Am Samstagabend berichtete die ZIB 1 von einem Protokoll der blau-schwarzen Koalitionsverhandlungen, das aufdeckt, wo die größten Unstimmigkeiten zwischen FPÖ und ÖVP liegen. Am Sonntagabend schrieb dann das Wochenmagazin profil, dass ihnen ein 223-seitiges Protokoll der Unterverhandlungsgruppen vorliegt. Und das ist so aufgeteilt: Grün unterlegte Punkte bedeuten Einigung, gelbe müssen noch im Detail verhandelt werden und bei den roten hat man sich bislang nicht einigen können. Diese rote Liste ist laut profil lang.
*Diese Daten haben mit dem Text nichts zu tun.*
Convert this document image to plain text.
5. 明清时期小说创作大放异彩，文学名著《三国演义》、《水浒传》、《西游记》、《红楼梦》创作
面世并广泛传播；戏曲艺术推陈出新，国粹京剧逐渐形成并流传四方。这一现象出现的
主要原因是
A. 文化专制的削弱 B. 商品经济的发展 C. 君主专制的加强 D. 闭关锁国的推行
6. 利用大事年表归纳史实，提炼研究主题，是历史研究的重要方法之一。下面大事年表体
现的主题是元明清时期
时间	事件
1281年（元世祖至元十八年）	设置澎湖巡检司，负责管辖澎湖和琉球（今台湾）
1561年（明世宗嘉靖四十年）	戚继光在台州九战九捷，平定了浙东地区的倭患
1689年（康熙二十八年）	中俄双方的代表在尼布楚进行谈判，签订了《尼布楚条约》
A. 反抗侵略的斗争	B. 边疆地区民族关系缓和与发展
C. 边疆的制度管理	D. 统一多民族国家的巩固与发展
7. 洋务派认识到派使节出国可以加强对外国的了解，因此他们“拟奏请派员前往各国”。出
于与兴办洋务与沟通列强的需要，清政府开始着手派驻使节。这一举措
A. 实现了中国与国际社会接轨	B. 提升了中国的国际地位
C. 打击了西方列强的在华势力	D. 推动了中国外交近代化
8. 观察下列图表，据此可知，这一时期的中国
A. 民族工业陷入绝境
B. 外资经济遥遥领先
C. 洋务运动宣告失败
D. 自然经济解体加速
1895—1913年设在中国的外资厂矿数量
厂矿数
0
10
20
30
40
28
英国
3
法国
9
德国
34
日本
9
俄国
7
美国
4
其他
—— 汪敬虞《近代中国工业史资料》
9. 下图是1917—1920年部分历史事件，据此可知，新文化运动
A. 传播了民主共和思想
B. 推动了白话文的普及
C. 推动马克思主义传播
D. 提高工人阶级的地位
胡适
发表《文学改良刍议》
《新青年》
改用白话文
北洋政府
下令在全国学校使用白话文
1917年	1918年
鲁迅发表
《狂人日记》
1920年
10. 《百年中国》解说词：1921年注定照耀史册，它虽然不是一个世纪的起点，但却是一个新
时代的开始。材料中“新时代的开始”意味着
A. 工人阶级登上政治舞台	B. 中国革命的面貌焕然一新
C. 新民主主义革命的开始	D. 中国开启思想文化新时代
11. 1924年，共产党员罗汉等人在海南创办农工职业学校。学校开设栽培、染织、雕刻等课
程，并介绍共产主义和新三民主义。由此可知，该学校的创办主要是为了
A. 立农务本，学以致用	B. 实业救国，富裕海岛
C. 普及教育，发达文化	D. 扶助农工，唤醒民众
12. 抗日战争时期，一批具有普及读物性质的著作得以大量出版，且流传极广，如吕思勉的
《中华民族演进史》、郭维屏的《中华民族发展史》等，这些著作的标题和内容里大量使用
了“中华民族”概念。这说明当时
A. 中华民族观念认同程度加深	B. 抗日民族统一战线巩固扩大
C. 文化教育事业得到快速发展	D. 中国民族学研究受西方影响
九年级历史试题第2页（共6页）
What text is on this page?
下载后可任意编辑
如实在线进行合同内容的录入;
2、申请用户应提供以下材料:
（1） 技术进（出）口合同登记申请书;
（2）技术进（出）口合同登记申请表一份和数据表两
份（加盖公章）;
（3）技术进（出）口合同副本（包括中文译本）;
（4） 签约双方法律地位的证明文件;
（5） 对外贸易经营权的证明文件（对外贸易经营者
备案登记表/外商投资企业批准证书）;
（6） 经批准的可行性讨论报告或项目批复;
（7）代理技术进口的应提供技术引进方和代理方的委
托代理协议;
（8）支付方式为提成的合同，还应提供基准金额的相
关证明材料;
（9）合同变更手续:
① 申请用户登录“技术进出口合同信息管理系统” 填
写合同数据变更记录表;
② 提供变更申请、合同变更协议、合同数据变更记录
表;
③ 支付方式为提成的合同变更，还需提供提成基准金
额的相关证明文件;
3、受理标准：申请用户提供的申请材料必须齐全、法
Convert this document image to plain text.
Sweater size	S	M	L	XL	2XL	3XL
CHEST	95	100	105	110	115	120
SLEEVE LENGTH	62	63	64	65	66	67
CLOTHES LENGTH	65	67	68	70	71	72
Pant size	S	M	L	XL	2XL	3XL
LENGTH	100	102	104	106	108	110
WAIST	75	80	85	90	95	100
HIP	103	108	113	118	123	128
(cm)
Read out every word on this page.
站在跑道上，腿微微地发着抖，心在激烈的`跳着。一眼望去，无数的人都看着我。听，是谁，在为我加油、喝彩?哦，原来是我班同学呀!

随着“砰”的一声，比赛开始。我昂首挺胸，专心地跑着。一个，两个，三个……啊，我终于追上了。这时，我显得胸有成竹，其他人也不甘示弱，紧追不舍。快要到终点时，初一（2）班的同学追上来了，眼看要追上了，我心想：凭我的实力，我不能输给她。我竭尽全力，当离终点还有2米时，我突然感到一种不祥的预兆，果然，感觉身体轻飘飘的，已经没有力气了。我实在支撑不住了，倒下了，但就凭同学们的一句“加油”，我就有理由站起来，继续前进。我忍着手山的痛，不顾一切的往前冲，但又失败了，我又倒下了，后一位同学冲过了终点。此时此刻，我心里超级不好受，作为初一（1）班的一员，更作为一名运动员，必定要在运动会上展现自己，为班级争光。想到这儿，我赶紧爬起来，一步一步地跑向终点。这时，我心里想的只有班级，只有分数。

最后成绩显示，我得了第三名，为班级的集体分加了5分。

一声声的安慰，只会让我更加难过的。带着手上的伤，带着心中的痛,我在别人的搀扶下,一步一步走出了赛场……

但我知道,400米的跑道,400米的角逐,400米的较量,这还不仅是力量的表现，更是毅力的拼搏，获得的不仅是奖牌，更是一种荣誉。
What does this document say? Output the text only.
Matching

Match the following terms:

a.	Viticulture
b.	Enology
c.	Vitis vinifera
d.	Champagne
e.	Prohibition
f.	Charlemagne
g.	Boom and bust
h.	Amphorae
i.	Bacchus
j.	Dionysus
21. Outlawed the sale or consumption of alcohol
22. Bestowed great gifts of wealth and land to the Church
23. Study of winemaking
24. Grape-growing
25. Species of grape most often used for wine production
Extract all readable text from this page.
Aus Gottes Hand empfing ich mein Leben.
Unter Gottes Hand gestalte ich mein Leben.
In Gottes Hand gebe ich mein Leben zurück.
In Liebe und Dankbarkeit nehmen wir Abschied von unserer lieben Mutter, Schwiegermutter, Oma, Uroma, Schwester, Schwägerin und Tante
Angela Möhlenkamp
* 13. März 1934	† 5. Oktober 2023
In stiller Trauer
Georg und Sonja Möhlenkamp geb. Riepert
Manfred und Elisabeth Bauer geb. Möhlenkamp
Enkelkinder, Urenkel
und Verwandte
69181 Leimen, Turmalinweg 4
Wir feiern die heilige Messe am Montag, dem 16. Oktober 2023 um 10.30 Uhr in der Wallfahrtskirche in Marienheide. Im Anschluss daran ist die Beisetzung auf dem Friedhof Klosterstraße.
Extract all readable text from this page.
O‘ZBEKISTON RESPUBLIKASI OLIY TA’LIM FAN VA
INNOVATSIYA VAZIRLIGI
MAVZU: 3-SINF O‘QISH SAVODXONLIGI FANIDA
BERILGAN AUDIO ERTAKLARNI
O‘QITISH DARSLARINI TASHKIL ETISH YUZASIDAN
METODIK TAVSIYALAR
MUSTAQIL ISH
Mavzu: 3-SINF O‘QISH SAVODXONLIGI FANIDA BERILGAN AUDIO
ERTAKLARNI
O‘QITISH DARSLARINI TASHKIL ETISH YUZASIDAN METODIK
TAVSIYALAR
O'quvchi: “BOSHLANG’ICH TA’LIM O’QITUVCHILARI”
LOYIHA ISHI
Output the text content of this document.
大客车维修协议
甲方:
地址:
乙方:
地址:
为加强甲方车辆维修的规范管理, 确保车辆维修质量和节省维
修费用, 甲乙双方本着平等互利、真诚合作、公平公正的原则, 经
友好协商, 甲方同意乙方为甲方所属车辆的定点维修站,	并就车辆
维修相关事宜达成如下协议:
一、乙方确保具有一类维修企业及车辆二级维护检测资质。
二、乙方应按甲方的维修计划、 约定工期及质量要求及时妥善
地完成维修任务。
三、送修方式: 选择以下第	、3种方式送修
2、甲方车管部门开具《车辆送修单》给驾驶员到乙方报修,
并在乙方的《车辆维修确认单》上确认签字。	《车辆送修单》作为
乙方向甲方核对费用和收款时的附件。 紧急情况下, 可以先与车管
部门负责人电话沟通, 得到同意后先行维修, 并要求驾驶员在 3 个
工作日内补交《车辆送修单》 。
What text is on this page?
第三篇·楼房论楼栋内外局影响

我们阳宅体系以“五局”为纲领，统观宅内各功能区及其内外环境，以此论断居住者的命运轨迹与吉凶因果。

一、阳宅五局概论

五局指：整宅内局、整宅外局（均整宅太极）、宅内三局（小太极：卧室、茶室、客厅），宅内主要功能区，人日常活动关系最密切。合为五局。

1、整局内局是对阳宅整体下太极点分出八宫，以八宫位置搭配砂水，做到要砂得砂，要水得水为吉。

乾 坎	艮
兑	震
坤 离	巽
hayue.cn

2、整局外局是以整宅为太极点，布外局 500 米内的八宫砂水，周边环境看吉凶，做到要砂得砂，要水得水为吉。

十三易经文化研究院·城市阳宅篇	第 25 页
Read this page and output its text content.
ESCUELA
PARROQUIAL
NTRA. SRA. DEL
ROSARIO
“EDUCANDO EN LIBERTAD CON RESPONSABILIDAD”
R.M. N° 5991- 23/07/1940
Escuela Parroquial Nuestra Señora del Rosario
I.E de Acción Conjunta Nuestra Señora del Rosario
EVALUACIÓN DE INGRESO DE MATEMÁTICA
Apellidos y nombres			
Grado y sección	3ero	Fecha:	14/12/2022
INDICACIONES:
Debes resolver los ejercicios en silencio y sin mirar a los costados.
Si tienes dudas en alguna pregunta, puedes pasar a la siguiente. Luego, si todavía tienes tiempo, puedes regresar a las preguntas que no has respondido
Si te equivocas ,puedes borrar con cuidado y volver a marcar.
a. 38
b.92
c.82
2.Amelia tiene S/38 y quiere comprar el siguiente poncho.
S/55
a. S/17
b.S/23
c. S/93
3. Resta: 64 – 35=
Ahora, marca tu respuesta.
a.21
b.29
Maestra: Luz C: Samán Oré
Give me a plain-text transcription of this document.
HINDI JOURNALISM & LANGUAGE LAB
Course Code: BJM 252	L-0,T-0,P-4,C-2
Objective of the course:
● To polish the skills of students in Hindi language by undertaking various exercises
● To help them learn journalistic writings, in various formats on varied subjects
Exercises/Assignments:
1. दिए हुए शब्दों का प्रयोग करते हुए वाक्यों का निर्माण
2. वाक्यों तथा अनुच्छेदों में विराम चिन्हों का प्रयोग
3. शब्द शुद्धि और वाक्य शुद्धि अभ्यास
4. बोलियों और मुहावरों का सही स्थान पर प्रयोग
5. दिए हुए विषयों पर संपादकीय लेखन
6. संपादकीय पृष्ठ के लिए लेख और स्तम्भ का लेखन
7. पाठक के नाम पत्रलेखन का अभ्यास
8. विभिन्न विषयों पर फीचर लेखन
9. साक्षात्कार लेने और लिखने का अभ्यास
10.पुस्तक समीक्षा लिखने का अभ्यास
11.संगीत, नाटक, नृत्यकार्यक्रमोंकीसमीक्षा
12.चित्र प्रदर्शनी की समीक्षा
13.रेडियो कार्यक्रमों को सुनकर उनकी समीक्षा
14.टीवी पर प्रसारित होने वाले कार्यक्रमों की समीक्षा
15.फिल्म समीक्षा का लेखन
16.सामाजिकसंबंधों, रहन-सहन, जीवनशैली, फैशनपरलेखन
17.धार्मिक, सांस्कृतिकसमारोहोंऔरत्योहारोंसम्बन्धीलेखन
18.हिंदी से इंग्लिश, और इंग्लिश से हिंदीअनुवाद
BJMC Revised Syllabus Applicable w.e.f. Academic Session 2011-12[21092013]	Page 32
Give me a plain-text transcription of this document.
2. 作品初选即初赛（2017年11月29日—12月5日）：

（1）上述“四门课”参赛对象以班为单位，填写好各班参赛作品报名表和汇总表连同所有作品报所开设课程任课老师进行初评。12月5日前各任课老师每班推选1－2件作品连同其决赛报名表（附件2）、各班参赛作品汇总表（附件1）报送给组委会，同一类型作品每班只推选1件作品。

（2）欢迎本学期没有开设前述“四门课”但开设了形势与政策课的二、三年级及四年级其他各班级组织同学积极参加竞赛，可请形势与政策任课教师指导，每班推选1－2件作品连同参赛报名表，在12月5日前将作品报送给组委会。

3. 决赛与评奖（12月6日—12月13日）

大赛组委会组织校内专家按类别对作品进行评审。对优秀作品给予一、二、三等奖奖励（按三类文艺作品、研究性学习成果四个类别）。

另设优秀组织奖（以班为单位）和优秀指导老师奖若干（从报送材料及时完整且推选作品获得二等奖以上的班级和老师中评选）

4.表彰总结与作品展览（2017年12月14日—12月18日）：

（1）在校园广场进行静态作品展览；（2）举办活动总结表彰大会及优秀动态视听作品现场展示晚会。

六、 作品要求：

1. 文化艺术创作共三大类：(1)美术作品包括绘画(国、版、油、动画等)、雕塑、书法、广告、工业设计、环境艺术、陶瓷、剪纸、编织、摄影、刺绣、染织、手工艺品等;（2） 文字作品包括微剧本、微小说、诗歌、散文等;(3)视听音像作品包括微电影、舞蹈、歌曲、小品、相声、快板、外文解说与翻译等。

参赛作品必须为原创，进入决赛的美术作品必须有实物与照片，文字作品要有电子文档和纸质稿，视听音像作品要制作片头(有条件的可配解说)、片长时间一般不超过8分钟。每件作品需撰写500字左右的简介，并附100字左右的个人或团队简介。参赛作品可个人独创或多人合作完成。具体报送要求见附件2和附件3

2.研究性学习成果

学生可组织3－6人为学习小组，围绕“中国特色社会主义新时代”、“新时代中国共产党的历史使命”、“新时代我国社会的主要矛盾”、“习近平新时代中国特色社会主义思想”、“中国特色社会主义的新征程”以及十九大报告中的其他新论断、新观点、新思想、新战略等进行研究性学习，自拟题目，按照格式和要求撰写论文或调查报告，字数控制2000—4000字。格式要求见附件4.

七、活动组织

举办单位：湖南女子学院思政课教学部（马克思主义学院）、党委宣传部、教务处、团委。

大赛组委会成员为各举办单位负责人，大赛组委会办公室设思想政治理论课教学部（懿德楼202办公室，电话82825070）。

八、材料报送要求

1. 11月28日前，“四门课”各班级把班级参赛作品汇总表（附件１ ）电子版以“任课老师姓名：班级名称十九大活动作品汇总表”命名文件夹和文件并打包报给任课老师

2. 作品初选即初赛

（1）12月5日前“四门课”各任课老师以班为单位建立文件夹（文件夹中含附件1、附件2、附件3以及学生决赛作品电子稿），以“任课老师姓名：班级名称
Diese Punkte stehen auf der roten Liste:

Israel und der Umgang mit dem Holocaust

Auf Rot stehen angeblich folgende Formulierungen: „Fortführung der Israel-Politik als Staatsräson“, „Österreich hat besondere, historische Verantwortung“ oder „Bekenntnis zu Israel als jüdischer und demokratischer Staat. Österreich wird in internationalen Organisationen Initiativen und Resolutionen, die diesem Bekenntnis zuwiderlaufen, nicht unterstützen.“ Auf rot steht auch die Errichtung eines Holocaust-Museums. Dafür hat sich der Ex-Nationalratspräsident Wolfgang Sobotka (ÖVP) in der Vergangenheit stark gemacht. „Das ist eine Aufgabe für die nächste Bundesregierung“, sagte er im Jahr 2023. Bei den laufenden Verhandlungen hat die ÖVP diese Idee eingebracht.

Bekämpfung von Extremismus und Pro-Gaza-Demos

Das Dokumentationsarchiv des Österreichischen Widerstands (DÖW), das sich wissenschaftlich mit Österreichs Nazi-Vergangenheit und Rechtsextremismus in der Gegenwart beschäftigt, will die FPÖ gerne abschaffen. Das DÖW ist zuletzt stark in die Kritik geraten, da sie in ihrem kürzlich erschienenen Rechtsextremismus-Bericht nicht nur FPÖ-Politiker, sondern auch ÖVP-Politiker namentlich erwähnen und konservative Positionen als „rechtsextrem“ brandmarken (der Exxpress berichtete).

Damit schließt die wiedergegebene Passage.